Visually, the film is all about distance. Whether it’s a particularly harrowing wide shot of a family fighting to escape a particularly nasty ocean current against a sullen, cloudy sky, or the heavy use of reflection to frame a shadow of Johansson’s face against the events of the world outside the window of her van, the film always keeps the viewer far from the action, even when right in the middle of it. There are times that the visuals stray back toward a more blatantly science fiction element, but that coldness, that distance always remains. The set construction reinforces these themes; the sets and locations are wide and open (even when indoors, the walls are often either not present at all, or shrouded in inky blackness), pointing to the characters’ insignificance framed against a giant and unfeeling world. It’s a fascinating dichotomy when combined with the sound design, a mix of cold detached predation and a childlike innocence that makes Johansson’s character difficult to pin down.
Luckily, Johansson is up to the task of making all of these decisions work for her and her character. She’s the one constant of the film, the one person we have even the slightest inkling about, and she sells it beautifully. As the one subject responsible for conveying the suffocating dread that is set up by the technical approaches of Under the Skin, Johansson gives another stellar performance that serves to remind Hollywood that she’s not just a pretty face. It’s been riveting watching Johansson play with audience expectations over the past year, from the conceited Jersey girl of Don John to the disembodied voice of Her to now this, it is clear she knows what the world expects of her and knows how to exploit it for her artistic gain. Even here, as she appears nude on screen for the first time, the choice isn’t some cheap ploy to drum up press or sell tickets. It grows naturally out of the story at hand.

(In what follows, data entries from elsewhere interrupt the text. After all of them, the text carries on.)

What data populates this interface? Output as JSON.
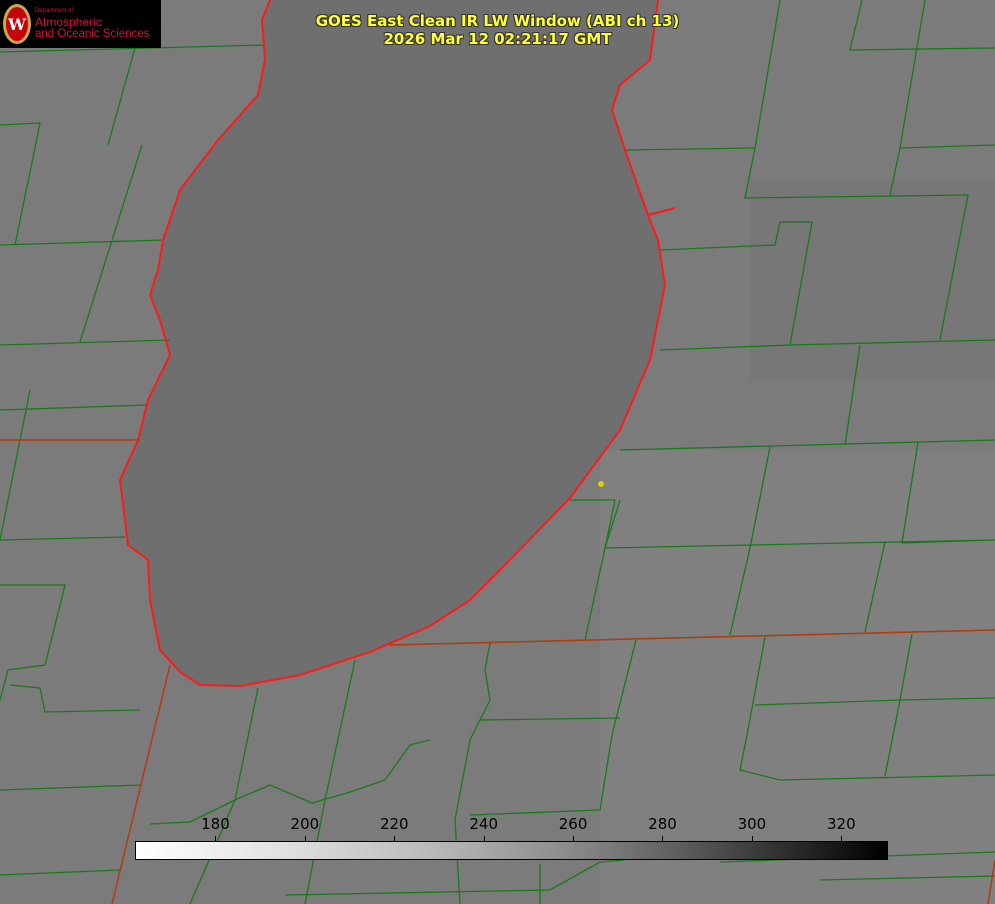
{
  "title_line1": "GOES East Clean IR LW Window (ABI ch 13)",
  "title_line2": "2026 Mar 12 02:21:17 GMT",
  "logo": {
    "dept": "Department of",
    "line1": "Atmospheric",
    "line2": "and Oceanic Sciences",
    "crest_letter": "W"
  },
  "colorbar": {
    "unit_range": [
      162,
      330
    ],
    "ticks": [
      "180",
      "200",
      "220",
      "240",
      "260",
      "280",
      "300",
      "320"
    ],
    "tick_values": [
      180,
      200,
      220,
      240,
      260,
      280,
      300,
      320
    ]
  },
  "colors": {
    "county_lines": "#1a7a1a",
    "coastline": "#ff1a1a",
    "title": "#ffff33",
    "marker": "#e0d000"
  }
}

What’s most impressive about Under the Skin is how thoroughly hypnotic it is to experience as a filmgoer. The general lack of dialogue, the wide shots, the sound, Glazer’s reliance on shooting real pedestrians unaware they are being filmed as extras, all of these tactics serve to put the viewer on edge, and Johansson takes that general unsettled feeling and runs with it. It’s a pure psychological horror film that slowly morphs into something more existential and personal as it reaches its climax. The fulcrum of horror shifts so effortlessly and so naturally that it’s possible not to notice at all until the balance of terror has reversed entirely and our protagonist finds herself fleeing what she was once stalking. Everything culminates in a suffocating and tense climax that ends in a truly shocking and unsettling way.
Attempting to explain the pleasure of watching Under the Skin is nigh impossible. It is so perfectly designed and executed, so flawlessly acted by Johansson, so heavy with dread. It is a singular piece of art, the sort of film that does not come along too often and demands attention. It’s a science fiction film that is barely science fiction, a terrestrial and existential horror film that sets up a glass that shows the innermost part of humanity. What is reflected back may not be comfortable to see, but the artistry is so engrossing, the response so instinctual that the film takes hold and never even considers letting go. An achievement like this should be expected of Glazer considering his previous work on screens both big and small, but this is on another level. Under the Skin will be his calling card for a very long time, about as long as it will stay in the memories of those who experience it.